Joe Deeney’s New York Times crossword—Ben’s review
Joe Deeney’s puzzle for today’s NYT is a big deal. No, literally, it’s a big deal. We have four sets of raised squares in the app version of the puzzle, and I suspect the print version looks like this as well:
- 20A: “I can’t believe I said that” — ME AND MY MOUTH
- 30A: “Hold it, buster!” — WHAT’S THE IDEA
- 39A: “This favor doesn’t come cheap” — YOU OWE ME TIME
- 51A: “Really can’t count on it, I’m afraid” — THAT’S A VERY IF
The slightly larger squares are indicate the word enclosed is BIG – ME AND MY (BIG) MOUTH, WHAT’S THE (BIG) IDEA, YOU OWE ME (BIG) TIME, and THAT’S A VERY BIG (IF). It was a nice AHA when I solved this, but I’m not sure the formatting of the grid really feels “big” to me.
In case you haven’t seen an ophicleide (the instrument largely replaced by the TUBA), now we’ve both learned something!
Other grid bits of interest: OWLET delightfully clued as “A little snowy, perhaps?”, curling RINKS, the ST REGIS hotel (which I was parsing forever as “Stregis?”), HOW ON EARTH, STAY ON TASK, and VLOG.
Ross Trudeau and Chandi Deitmer Universal crossword, “Change the Covers”— Jim Q’s write-up
THEME: The word TOPS is anagrammed at the top of theme answers.
- STOP DROP AND ROLL
- POST MALONE
- SPOT ADS
- OPTS OUT
- POTS OF GOLD
- (revealer) CONVERTIBLE TOPS
The theme isn’t anything new here, but the construction of this is remarkable in that there is A LOT of real estate being eaten up by all that theme, which (way more often than not) usually results in very cruddy fill. The fill here, however, sparkles for the most part.
UZO Aduba, DATING APP (with a stellar clue), JUMP ROPES, HALAL, AOC! Lots to like.
Not much to grumble at either. Chris CUOMO is now the CUOMO of choice in crosswords, though I find his lack of coverage about his brother’s misgivings off-putting (I wouldn’t care much were it not so juxtaposed with his lavish praise and constant invitations for guest spots on his show during the height of the pandemic). And I don’t think I’ve seen OOPSY spelled like that before. I’m more of an OOPSIE kinda guy.
I learned that AKITAS clean themselves like cats. That’s fun.
Enjoyable one today. 3.9 stars.
David Poole’s LA Times Crossword – Gareth’s summary
A fairly typical LAT theme is offered today by David Poole. LOOSE is an uncommon scramble signaler, but in any case, the revealer is LOOSELEAF and the word LEAF is hidden across four entries.
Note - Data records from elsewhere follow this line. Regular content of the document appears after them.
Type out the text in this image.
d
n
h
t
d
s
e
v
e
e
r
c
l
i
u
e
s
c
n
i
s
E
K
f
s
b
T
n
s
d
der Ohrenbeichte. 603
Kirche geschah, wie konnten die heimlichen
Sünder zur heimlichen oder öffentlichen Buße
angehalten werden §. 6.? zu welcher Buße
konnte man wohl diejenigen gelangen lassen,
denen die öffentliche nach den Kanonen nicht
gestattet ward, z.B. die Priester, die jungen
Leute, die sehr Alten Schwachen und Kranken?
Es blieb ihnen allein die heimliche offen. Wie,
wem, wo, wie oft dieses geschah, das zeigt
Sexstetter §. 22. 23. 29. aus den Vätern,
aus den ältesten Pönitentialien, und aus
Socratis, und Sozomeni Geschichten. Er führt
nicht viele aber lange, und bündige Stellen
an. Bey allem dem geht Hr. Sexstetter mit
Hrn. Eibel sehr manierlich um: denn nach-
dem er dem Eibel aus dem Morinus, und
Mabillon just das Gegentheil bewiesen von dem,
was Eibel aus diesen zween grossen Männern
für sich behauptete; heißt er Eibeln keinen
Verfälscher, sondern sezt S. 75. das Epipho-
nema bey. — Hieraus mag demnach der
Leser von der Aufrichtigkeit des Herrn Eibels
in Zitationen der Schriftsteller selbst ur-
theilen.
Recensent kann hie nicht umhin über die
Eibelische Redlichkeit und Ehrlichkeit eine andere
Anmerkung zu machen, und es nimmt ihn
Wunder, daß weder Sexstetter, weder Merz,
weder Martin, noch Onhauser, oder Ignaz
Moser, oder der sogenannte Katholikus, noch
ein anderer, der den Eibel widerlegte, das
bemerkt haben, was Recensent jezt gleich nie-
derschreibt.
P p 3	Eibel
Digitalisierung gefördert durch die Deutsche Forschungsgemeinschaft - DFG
Either A in PRIMALFEAR could be used to make LEAF, though the very specific text of the revealer suggests we use the second. The other entries are the obsolescent? YARDOFALE, the trickily clued as a standard PIRATEFLAG and PERSONALEFFECTS, which I don’t really associate with property insurance specifically, despite the clue.
With five theme entries, the grid was somewhat crowded, so not much too flashy. It felt like a lot of the medium length entries were names, albeit accessible ones.